The total value of power deals in the non-renewable electricity and gas sectors amounted to USD 116 billion in 2010, up 19 percent from 2009 levels, according to PwC’s annual Power Deals review.
Compared to the heady mountain of power deals transacted between 2005 and 2008, deal values remain low but conditions are in place for a return at least to the foothills of these peaks, according to the PwC’s report.
“In Romania, transactions will come most likely in the field of renewable energy, especially after the legal framework in this area will become clear. We may also expect that major European players to decide to invest in conventional energy generation capacities, taking into account that the electricity demand in the future years cannot be covered from renewable sources only”, said Alexandru Lupea, Partner, Assurance Services, Energy, Utilities and Mining Industry Group Leader with PwC Romania.
Expansion remains high on the agenda for a number of European companies as they weigh up moves to step up their international presence.

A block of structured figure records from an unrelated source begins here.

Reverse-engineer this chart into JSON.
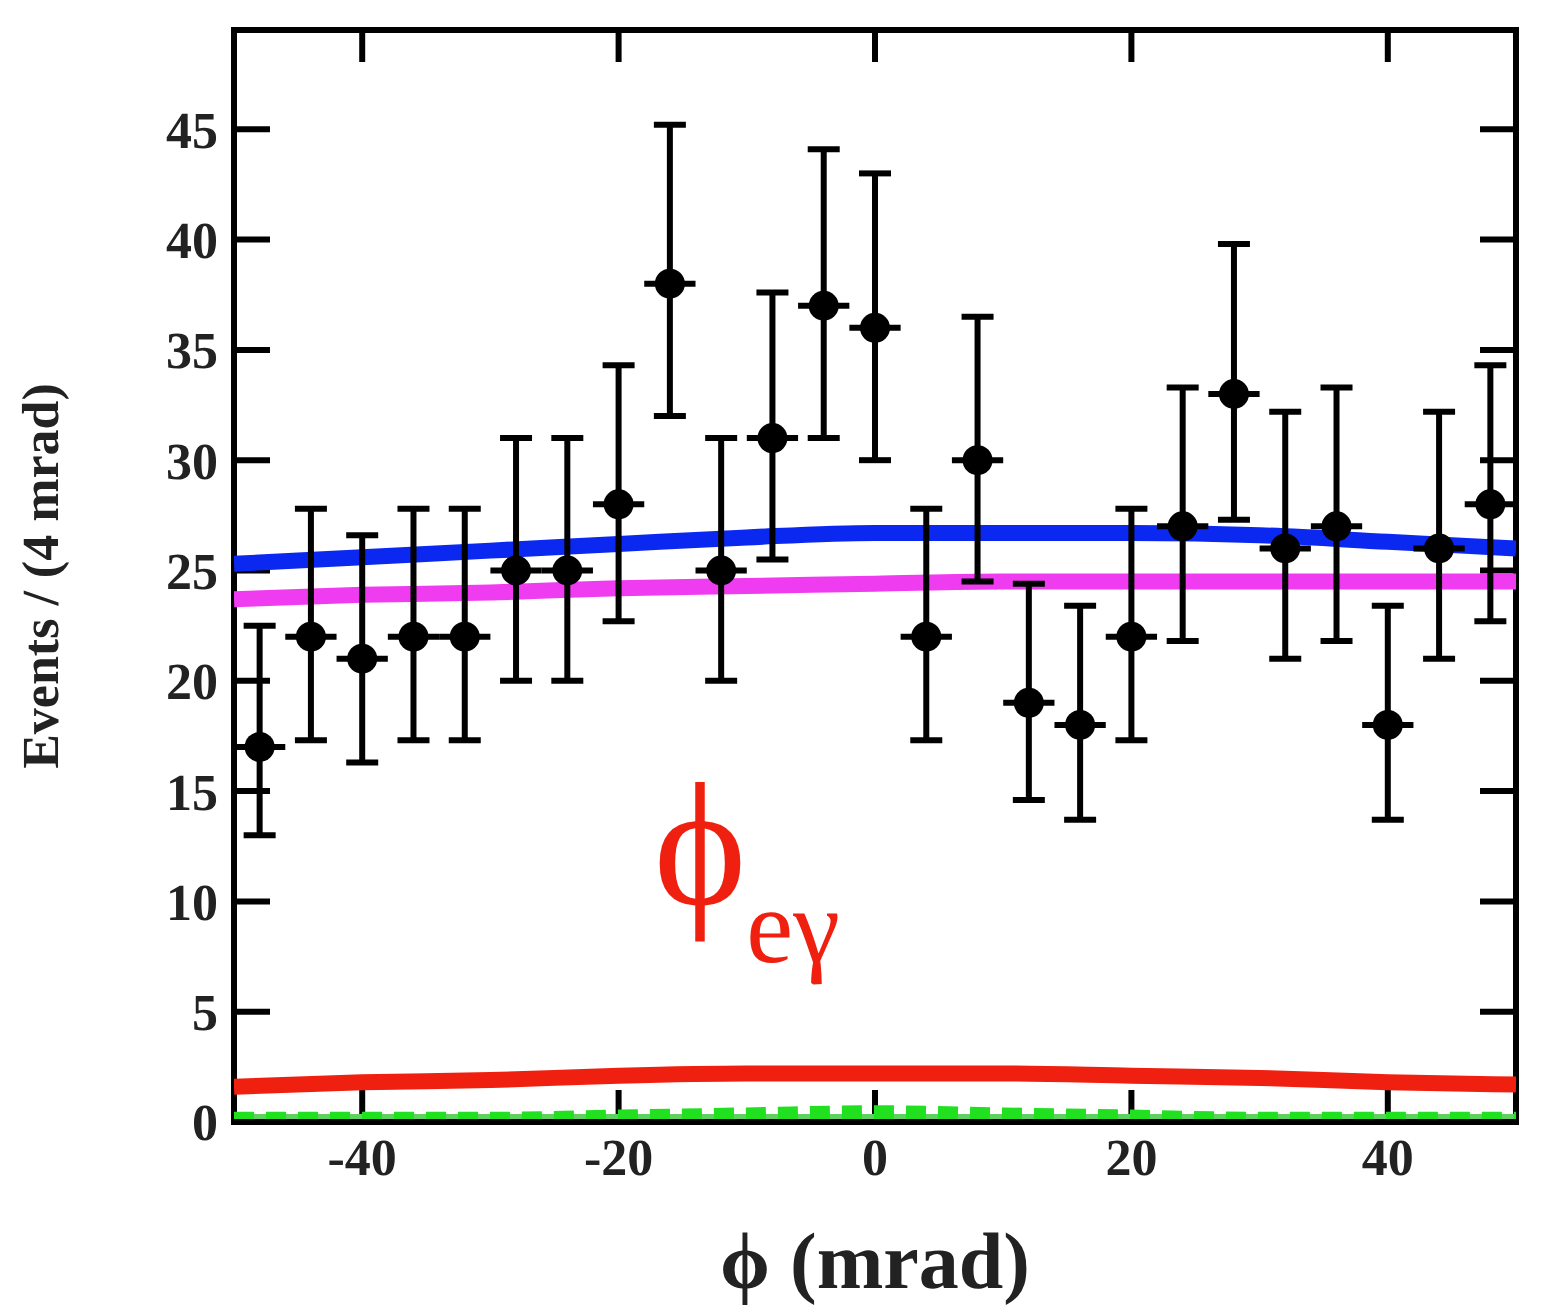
{
  "chart_data": {
    "type": "scatter",
    "xlabel": "ϕ (mrad)",
    "ylabel": "Events / (4 mrad)",
    "xlim": [
      -50,
      50
    ],
    "xticks": [
      -40,
      -20,
      0,
      20,
      40
    ],
    "ylim": [
      0,
      49.5
    ],
    "yticks": [
      0,
      5,
      10,
      15,
      20,
      25,
      30,
      35,
      40,
      45
    ],
    "annotations": [
      "ϕ$_{eγ}$"
    ],
    "series": [
      {
        "type": "line",
        "color": "#0a28f0",
        "x": [
          -50,
          -40,
          -30,
          -20,
          -10,
          0,
          10,
          20,
          30,
          40,
          50
        ],
        "values": [
          25.3,
          25.6,
          25.9,
          26.2,
          26.5,
          26.7,
          26.7,
          26.7,
          26.6,
          26.3,
          26.0
        ]
      },
      {
        "type": "line",
        "color": "#f03cf0",
        "x": [
          -50,
          -40,
          -30,
          -20,
          -10,
          0,
          10,
          20,
          30,
          40,
          50
        ],
        "values": [
          23.7,
          23.9,
          24.0,
          24.2,
          24.3,
          24.4,
          24.5,
          24.5,
          24.5,
          24.5,
          24.5
        ]
      },
      {
        "type": "line",
        "color": "#f02010",
        "x": [
          -50,
          -40,
          -30,
          -20,
          -10,
          0,
          10,
          20,
          30,
          40,
          50
        ],
        "values": [
          1.6,
          1.8,
          1.9,
          2.1,
          2.2,
          2.2,
          2.2,
          2.1,
          2.0,
          1.8,
          1.7
        ]
      },
      {
        "type": "line",
        "color": "#60d060",
        "x": [
          -50,
          -40,
          -30,
          -20,
          -10,
          0,
          10,
          20,
          30,
          40,
          50
        ],
        "values": [
          0,
          0,
          0,
          0,
          0,
          0,
          0,
          0,
          0,
          0,
          0
        ]
      },
      {
        "type": "line",
        "color": "#20e020",
        "line_style": "dashed",
        "x": [
          -50,
          -30,
          -20,
          -10,
          0,
          10,
          20,
          30,
          50
        ],
        "values": [
          0.1,
          0.1,
          0.2,
          0.3,
          0.4,
          0.3,
          0.2,
          0.1,
          0.1
        ]
      },
      {
        "marker": "circle",
        "color": "#000000",
        "x": [
          -48,
          -44,
          -40,
          -36,
          -32,
          -28,
          -24,
          -20,
          -16,
          -12,
          -8,
          -4,
          0,
          4,
          8,
          12,
          16,
          20,
          24,
          28,
          32,
          36,
          40,
          44,
          48
        ],
        "values": [
          17,
          22,
          21,
          22,
          22,
          25,
          25,
          28,
          38,
          25,
          31,
          37,
          36,
          22,
          30,
          19,
          18,
          22,
          27,
          33,
          26,
          27,
          18,
          26,
          28
        ],
        "xerrors": [
          2,
          2,
          2,
          2,
          2,
          2,
          2,
          2,
          2,
          2,
          2,
          2,
          2,
          2,
          2,
          2,
          2,
          2,
          2,
          2,
          2,
          2,
          2,
          2,
          2
        ],
        "errors": [
          [
            13,
            22.5
          ],
          [
            17.3,
            27.8
          ],
          [
            16.3,
            26.6
          ],
          [
            17.3,
            27.8
          ],
          [
            17.3,
            27.8
          ],
          [
            20,
            31
          ],
          [
            20,
            31
          ],
          [
            22.7,
            34.3
          ],
          [
            32,
            45.2
          ],
          [
            20,
            31
          ],
          [
            25.5,
            37.6
          ],
          [
            31,
            44.1
          ],
          [
            30,
            43
          ],
          [
            17.3,
            27.8
          ],
          [
            24.5,
            36.5
          ],
          [
            14.6,
            24.4
          ],
          [
            13.7,
            23.4
          ],
          [
            17.3,
            27.8
          ],
          [
            21.8,
            33.3
          ],
          [
            27.3,
            39.8
          ],
          [
            21,
            32.2
          ],
          [
            21.8,
            33.3
          ],
          [
            13.7,
            23.4
          ],
          [
            21,
            32.2
          ],
          [
            22.7,
            34.3
          ]
        ]
      }
    ]
  }
}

For example, IP and GDF Suez have signalled that their merger will result in an initial period of rationalisation across their combined portfolio, followed by expansion in key growth markets.
“The trend towards global power deals, with cross continental acquisitions, will potentially step up a gear in 2011 as for example with Asia Pacific, the focus of deal activity has switched to encompass more investment in targets outside the region . Also, the reaction to date of US regulators to the 2010 announced deals, suggests that the door is now more open to a greater flow of regulated utility deals”, concluded Lupea.